ある人の人生を「苦労話」とみなし、語る時、しばしば彼あるいは彼女を困難な状況下に置いてきた外部状況(「社会」といってもいいし、「制度」といってもいいだろう)は不問に付されてしまう。マリナさんの半生は、さまざまな障壁と困難の連続であったが、ここで問われてくるのはわたしたちが彼女の語りをどう受け止めるか、である。

1988年に家族で日本に渡り、周りに助けてくれる友人や親族がいない中で仕事や子育てに奮励されたマリナさん。アルバイト先のラーメン屋では、外国人であるという理由でスタッフに差別を受ける経験もあった。また、日本語の読み書きができなかったため、夜中に子どもたちが寝静まったあとで1人必死に日本語を勉強した。6歳で日本に来たお子さんは、学校に馴染めず、塞ぎ込んでいく。そんな中、日本で教育を受けてこなかったマリナさんは、子どもに十分なサポートができなかったという。「子どもたちは本当に大変な思いをしたんだと思う」と語るマリナさんは、時折目に涙をにじませていた。
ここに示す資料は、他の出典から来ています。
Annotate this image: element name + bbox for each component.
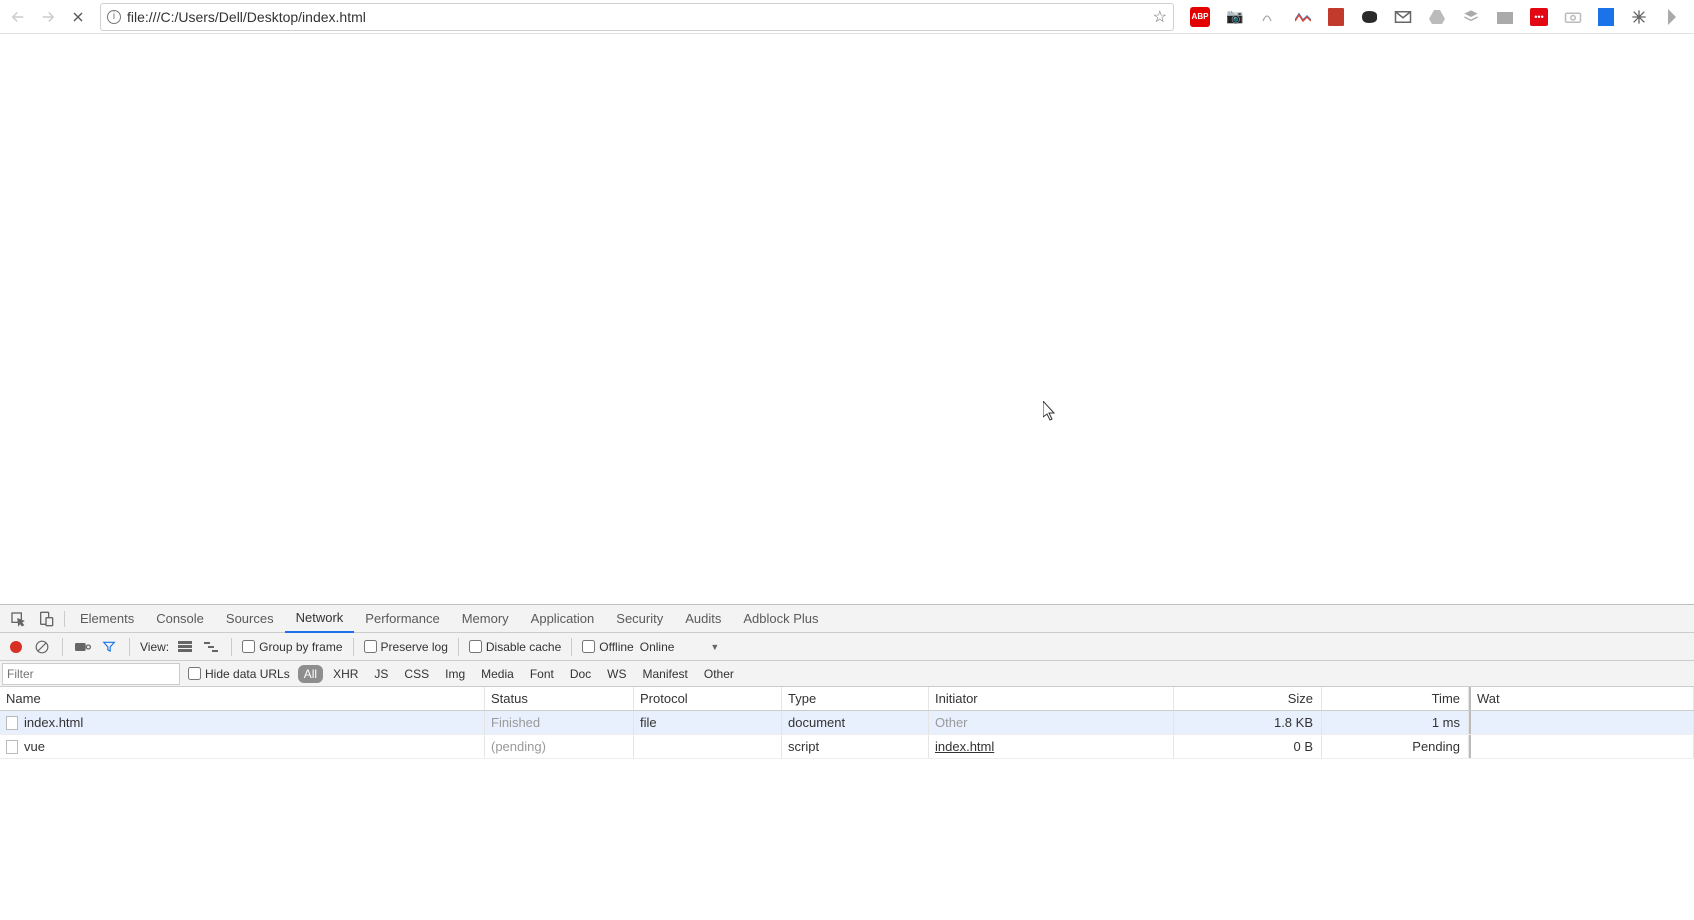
filter-chip-other[interactable]: Other bbox=[698, 665, 740, 683]
filter-icon[interactable] bbox=[99, 637, 119, 657]
filter-chip-font[interactable]: Font bbox=[524, 665, 560, 683]
column-waterfall[interactable]: Wat bbox=[1469, 687, 1694, 710]
tab-console[interactable]: Console bbox=[145, 605, 215, 633]
tab-sources[interactable]: Sources bbox=[215, 605, 285, 633]
file-icon bbox=[6, 716, 18, 730]
disable-cache-checkbox[interactable]: Disable cache bbox=[469, 640, 561, 654]
filter-chip-xhr[interactable]: XHR bbox=[327, 665, 364, 683]
drive-icon[interactable] bbox=[1428, 8, 1446, 26]
filter-chip-manifest[interactable]: Manifest bbox=[637, 665, 694, 683]
filter-chip-img[interactable]: Img bbox=[439, 665, 471, 683]
tab-icon[interactable] bbox=[1496, 8, 1514, 26]
camera-icon[interactable]: 📷 bbox=[1226, 8, 1244, 26]
tab-memory[interactable]: Memory bbox=[451, 605, 520, 633]
filter-chip-js[interactable]: JS bbox=[368, 665, 394, 683]
toolbar-separator bbox=[231, 638, 232, 656]
filter-input[interactable] bbox=[2, 663, 180, 685]
chevron-icon[interactable] bbox=[1664, 8, 1682, 26]
toolbar-separator bbox=[129, 638, 130, 656]
toolbar-separator bbox=[571, 638, 572, 656]
offline-checkbox[interactable]: Offline bbox=[582, 640, 633, 654]
tab-adblock-plus[interactable]: Adblock Plus bbox=[732, 605, 829, 633]
column-initiator[interactable]: Initiator bbox=[929, 687, 1174, 710]
address-bar[interactable]: i file:///C:/Users/Dell/Desktop/index.ht… bbox=[100, 3, 1174, 31]
waterfall-icon[interactable] bbox=[201, 637, 221, 657]
large-rows-icon[interactable] bbox=[175, 637, 195, 657]
network-row[interactable]: index.htmlFinishedfiledocumentOther1.8 K… bbox=[0, 711, 1694, 735]
network-toolbar: View: Group by frame Preserve log Disabl… bbox=[0, 633, 1694, 661]
record-button[interactable] bbox=[6, 637, 26, 657]
gesture-icon[interactable] bbox=[1260, 8, 1278, 26]
clear-button[interactable] bbox=[32, 637, 52, 657]
column-type[interactable]: Type bbox=[782, 687, 929, 710]
filter-chip-media[interactable]: Media bbox=[475, 665, 520, 683]
filter-chip-css[interactable]: CSS bbox=[398, 665, 435, 683]
cross-icon[interactable] bbox=[1630, 8, 1648, 26]
graph-icon[interactable] bbox=[1294, 8, 1312, 26]
stop-loading-button[interactable] bbox=[64, 3, 92, 31]
group-by-frame-checkbox[interactable]: Group by frame bbox=[242, 640, 342, 654]
column-status[interactable]: Status bbox=[485, 687, 634, 710]
toolbar-separator bbox=[353, 638, 354, 656]
tab-application[interactable]: Application bbox=[520, 605, 606, 633]
url-text: file:///C:/Users/Dell/Desktop/index.html bbox=[127, 9, 1153, 25]
back-button[interactable] bbox=[4, 3, 32, 31]
lastpass-icon[interactable]: ••• bbox=[1530, 8, 1548, 26]
network-filter-bar: Hide data URLs AllXHRJSCSSImgMediaFontDo… bbox=[0, 661, 1694, 687]
inspect-element-icon[interactable] bbox=[4, 607, 32, 631]
devtools-tab-bar: ElementsConsoleSourcesNetworkPerformance… bbox=[0, 605, 1694, 633]
forward-button[interactable] bbox=[34, 3, 62, 31]
site-info-icon[interactable]: i bbox=[107, 10, 121, 24]
extension-icons: ABP 📷 ••• bbox=[1182, 7, 1690, 27]
mouse-cursor-icon bbox=[1043, 401, 1057, 426]
devtools-panel: ElementsConsoleSourcesNetworkPerformance… bbox=[0, 604, 1694, 759]
tab-network[interactable]: Network bbox=[285, 605, 355, 633]
dropdown-caret-icon[interactable]: ▼ bbox=[710, 642, 719, 652]
device-toggle-icon[interactable] bbox=[32, 607, 60, 631]
preserve-log-checkbox[interactable]: Preserve log bbox=[364, 640, 448, 654]
book-icon[interactable] bbox=[1328, 8, 1344, 26]
filter-chip-all[interactable]: All bbox=[298, 665, 323, 683]
file-icon bbox=[6, 740, 18, 754]
tab-security[interactable]: Security bbox=[605, 605, 674, 633]
view-label: View: bbox=[140, 640, 169, 654]
column-size[interactable]: Size bbox=[1174, 687, 1322, 710]
toolbar-separator bbox=[458, 638, 459, 656]
mail-icon[interactable] bbox=[1394, 8, 1412, 26]
column-protocol[interactable]: Protocol bbox=[634, 687, 782, 710]
tab-separator bbox=[64, 611, 65, 627]
blob-icon[interactable] bbox=[1360, 8, 1378, 26]
column-name[interactable]: Name bbox=[0, 687, 485, 710]
adblock-plus-icon[interactable]: ABP bbox=[1190, 7, 1210, 27]
tab-performance[interactable]: Performance bbox=[354, 605, 450, 633]
bookmark-icon[interactable] bbox=[1598, 8, 1614, 26]
capture-screenshot-icon[interactable] bbox=[73, 637, 93, 657]
filter-chip-ws[interactable]: WS bbox=[601, 665, 632, 683]
camera-outline-icon[interactable] bbox=[1564, 8, 1582, 26]
network-table-header: Name Status Protocol Type Initiator Size… bbox=[0, 687, 1694, 711]
network-row[interactable]: vue(pending)scriptindex.html0 BPending bbox=[0, 735, 1694, 759]
bookmark-star-icon[interactable]: ☆ bbox=[1153, 7, 1167, 27]
toolbar-separator bbox=[62, 638, 63, 656]
layers-icon[interactable] bbox=[1462, 8, 1480, 26]
throttling-select[interactable]: Online bbox=[640, 640, 705, 654]
filter-chip-doc[interactable]: Doc bbox=[564, 665, 597, 683]
browser-nav-bar: i file:///C:/Users/Dell/Desktop/index.ht… bbox=[0, 0, 1694, 34]
tab-audits[interactable]: Audits bbox=[674, 605, 732, 633]
page-content-blank bbox=[0, 34, 1694, 604]
tab-elements[interactable]: Elements bbox=[69, 605, 145, 633]
network-table: Name Status Protocol Type Initiator Size… bbox=[0, 687, 1694, 759]
hide-data-urls-checkbox[interactable]: Hide data URLs bbox=[188, 667, 290, 681]
column-time[interactable]: Time bbox=[1322, 687, 1469, 710]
こうした困難が、言葉と文化を教える場であるCBKの原動力となっていることは確かであろう。マリナさんの語りからも、CBKの意義がひしひしと伝わってくる。しかし、それでもやはり、わたしたちはマリナさんの経験を単に「苦労話」として消費してしまうのではなく、そこから先に進んでいかなければならない。何が彼女を困難にさせ、苦境に立たせたのか。ひとつひとつのエピソードから、それを考え、取り組んでいくべき課題を発見する手がかりが示されていよう。
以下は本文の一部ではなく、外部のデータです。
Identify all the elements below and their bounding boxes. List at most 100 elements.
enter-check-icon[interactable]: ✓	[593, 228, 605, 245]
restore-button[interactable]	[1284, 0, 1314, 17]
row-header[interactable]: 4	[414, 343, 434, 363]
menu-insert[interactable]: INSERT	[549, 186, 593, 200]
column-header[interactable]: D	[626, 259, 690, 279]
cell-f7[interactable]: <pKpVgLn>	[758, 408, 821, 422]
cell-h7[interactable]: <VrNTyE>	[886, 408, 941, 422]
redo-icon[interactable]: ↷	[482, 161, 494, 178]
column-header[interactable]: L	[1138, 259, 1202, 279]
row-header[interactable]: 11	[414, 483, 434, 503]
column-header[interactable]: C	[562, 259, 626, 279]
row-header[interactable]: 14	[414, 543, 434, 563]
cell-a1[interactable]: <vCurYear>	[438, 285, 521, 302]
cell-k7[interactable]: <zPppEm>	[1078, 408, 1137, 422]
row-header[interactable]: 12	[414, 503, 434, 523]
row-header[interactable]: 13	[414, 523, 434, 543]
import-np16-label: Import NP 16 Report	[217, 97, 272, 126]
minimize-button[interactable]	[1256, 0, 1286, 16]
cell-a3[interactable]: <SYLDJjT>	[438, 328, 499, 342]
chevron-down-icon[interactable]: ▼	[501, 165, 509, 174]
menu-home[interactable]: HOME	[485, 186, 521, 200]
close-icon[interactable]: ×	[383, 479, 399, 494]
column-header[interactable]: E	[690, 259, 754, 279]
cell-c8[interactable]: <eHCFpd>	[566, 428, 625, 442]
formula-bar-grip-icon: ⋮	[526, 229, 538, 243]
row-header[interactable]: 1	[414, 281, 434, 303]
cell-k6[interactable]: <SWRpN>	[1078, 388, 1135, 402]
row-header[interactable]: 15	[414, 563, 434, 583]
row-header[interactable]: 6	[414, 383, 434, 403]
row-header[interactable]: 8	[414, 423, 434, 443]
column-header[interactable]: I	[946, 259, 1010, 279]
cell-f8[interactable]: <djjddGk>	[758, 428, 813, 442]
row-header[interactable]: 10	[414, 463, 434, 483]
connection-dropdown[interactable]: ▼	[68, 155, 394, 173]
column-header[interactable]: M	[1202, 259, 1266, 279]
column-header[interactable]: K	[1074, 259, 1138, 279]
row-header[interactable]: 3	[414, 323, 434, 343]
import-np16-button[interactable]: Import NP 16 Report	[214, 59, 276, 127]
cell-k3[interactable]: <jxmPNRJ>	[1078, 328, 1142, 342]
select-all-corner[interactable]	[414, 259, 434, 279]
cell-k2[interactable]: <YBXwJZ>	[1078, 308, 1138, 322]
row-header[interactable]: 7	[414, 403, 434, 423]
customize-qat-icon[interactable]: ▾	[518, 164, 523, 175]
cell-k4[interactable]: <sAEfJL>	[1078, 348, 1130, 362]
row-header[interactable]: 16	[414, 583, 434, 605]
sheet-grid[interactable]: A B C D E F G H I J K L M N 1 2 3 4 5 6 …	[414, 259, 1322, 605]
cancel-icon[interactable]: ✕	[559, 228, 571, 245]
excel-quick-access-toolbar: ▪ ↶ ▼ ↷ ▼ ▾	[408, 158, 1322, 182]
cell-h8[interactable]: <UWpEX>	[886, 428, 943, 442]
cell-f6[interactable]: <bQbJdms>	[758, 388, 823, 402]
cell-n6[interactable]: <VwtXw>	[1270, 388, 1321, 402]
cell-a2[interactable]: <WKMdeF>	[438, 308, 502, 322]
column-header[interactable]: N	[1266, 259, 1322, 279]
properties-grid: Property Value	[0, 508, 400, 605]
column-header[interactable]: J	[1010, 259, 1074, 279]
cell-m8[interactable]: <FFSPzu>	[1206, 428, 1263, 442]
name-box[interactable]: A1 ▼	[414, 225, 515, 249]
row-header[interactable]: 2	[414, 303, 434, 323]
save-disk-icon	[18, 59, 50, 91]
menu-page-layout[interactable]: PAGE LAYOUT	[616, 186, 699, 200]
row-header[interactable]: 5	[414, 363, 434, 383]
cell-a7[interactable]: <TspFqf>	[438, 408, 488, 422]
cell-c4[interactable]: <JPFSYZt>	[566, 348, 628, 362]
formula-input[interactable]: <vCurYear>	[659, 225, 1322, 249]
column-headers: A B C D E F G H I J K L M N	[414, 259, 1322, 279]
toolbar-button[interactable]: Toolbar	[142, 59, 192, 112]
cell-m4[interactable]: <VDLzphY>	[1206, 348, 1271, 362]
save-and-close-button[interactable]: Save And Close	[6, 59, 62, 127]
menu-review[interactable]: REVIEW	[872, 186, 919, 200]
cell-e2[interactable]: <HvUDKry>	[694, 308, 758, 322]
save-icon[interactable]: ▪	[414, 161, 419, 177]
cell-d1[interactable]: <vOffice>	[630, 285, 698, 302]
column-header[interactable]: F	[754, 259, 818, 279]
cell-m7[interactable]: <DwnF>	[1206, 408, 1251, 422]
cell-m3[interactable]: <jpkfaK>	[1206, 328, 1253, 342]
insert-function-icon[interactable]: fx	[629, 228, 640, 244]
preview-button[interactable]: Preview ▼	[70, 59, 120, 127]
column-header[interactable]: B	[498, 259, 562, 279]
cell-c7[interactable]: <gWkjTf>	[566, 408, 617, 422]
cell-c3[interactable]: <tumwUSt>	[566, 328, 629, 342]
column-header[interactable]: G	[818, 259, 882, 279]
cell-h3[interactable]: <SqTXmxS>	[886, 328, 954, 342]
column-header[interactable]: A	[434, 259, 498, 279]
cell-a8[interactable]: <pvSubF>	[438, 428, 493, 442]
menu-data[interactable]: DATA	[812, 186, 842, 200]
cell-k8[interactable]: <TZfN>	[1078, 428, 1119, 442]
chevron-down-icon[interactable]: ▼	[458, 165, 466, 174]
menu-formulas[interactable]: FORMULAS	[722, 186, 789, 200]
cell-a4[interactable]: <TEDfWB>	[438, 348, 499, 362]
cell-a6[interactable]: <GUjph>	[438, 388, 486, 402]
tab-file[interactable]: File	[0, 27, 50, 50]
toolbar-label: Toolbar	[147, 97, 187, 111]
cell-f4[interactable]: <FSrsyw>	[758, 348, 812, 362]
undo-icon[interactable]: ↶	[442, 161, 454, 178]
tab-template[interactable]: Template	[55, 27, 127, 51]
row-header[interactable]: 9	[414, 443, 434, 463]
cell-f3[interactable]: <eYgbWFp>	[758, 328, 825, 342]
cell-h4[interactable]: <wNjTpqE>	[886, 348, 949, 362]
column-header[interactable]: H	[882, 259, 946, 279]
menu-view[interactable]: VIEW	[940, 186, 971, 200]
また、多文化共生の施策についても、マリナさんから重要な指摘があった。方針を決める際に「どうするか、何をしたほうがいいか、こういうことが全部一方通行になる」。現場の意見が届かないという状況下で、政策と実践の間に齟齬が生まれる。このようなことを、マリナさんはこれまで何度も経験してきたという。
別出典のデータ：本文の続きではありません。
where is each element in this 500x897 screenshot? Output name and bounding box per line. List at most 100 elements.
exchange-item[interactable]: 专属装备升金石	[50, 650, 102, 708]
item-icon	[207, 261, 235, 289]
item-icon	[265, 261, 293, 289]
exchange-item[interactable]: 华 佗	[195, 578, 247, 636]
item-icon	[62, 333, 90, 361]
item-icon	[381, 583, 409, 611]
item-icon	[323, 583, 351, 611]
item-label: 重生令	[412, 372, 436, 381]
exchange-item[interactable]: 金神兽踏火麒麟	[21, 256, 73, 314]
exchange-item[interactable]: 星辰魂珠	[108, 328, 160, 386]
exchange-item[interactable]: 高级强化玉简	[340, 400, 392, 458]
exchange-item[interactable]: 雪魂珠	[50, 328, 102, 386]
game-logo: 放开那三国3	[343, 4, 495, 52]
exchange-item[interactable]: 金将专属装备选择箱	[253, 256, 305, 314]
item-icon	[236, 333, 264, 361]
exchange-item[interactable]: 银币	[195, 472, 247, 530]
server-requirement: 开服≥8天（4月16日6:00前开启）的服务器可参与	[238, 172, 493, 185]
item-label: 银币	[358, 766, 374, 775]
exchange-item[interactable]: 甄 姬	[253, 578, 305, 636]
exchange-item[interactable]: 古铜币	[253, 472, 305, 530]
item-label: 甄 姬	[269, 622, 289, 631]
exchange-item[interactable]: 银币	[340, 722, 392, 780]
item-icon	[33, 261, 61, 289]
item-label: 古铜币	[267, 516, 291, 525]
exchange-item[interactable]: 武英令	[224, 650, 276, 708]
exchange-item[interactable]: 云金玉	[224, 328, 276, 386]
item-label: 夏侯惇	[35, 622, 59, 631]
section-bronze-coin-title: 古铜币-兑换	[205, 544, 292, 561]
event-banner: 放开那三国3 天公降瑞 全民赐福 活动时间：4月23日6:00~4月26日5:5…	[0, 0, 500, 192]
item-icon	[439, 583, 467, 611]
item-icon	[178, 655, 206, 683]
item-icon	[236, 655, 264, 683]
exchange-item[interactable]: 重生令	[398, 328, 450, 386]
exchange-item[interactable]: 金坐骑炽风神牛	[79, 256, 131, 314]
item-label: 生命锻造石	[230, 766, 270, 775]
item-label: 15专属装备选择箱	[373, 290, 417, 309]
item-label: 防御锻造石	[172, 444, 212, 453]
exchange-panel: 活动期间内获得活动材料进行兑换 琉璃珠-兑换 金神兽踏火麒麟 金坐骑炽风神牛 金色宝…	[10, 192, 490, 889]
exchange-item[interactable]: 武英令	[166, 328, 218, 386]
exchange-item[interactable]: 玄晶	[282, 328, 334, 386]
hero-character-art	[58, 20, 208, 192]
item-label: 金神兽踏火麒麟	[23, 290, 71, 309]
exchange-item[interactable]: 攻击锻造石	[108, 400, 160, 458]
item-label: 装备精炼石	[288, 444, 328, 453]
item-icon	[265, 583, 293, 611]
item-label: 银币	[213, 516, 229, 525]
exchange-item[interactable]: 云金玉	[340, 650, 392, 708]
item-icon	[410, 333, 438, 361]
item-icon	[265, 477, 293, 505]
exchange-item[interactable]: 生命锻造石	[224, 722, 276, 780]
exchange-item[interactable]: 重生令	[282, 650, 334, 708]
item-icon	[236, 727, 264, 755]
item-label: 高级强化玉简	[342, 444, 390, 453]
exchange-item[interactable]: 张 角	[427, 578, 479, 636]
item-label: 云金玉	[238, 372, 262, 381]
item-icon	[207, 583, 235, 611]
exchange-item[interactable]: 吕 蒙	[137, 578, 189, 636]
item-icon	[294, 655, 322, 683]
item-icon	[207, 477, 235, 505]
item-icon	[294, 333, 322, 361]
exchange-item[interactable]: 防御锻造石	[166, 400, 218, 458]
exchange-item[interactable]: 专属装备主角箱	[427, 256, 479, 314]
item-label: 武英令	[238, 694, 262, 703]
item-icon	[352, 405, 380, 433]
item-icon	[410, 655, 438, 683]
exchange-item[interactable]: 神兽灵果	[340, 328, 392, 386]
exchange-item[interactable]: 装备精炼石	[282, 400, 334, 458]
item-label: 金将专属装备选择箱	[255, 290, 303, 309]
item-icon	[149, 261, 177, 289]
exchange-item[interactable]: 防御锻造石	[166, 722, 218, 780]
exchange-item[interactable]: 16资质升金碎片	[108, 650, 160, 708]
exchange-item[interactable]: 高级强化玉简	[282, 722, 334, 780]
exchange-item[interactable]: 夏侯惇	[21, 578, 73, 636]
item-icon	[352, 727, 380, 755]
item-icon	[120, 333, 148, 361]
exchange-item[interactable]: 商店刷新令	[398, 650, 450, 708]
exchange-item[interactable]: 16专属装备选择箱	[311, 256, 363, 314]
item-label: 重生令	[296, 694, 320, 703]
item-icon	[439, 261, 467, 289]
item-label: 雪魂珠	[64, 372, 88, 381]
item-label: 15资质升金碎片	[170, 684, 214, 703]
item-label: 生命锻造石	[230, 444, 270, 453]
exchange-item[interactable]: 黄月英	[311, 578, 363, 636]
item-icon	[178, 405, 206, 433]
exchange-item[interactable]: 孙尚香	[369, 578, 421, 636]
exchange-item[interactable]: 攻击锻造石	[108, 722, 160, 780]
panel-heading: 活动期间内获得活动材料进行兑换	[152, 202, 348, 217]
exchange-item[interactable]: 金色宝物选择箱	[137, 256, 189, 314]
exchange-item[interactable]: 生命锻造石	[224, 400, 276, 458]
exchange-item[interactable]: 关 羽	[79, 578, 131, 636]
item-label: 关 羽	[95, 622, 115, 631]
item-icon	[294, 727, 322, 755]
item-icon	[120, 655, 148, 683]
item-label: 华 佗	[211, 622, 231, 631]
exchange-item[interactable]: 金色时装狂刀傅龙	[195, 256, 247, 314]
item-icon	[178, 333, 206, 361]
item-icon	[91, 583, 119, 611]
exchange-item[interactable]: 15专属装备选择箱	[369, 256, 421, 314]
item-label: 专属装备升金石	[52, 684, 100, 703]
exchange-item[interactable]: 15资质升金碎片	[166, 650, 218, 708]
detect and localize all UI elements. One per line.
こうした状況を打開するための方法について、「難しい」と言いながらも、マリナさんの訴えは一貫としているように思われる。まずはCBKに来て、自分たちがやってることを知ってほしい。そして、自分たちの意見に耳を傾けてほしい。これである。共生とは、理念ではなく実践から経験的に勝ち取られるものだとしたら、わたしたちは机上で何か新しいアイデアを生み出すことによりも、まずマリナさんたちの取り組みを知り、現場の声を聞くことから始めなければならない。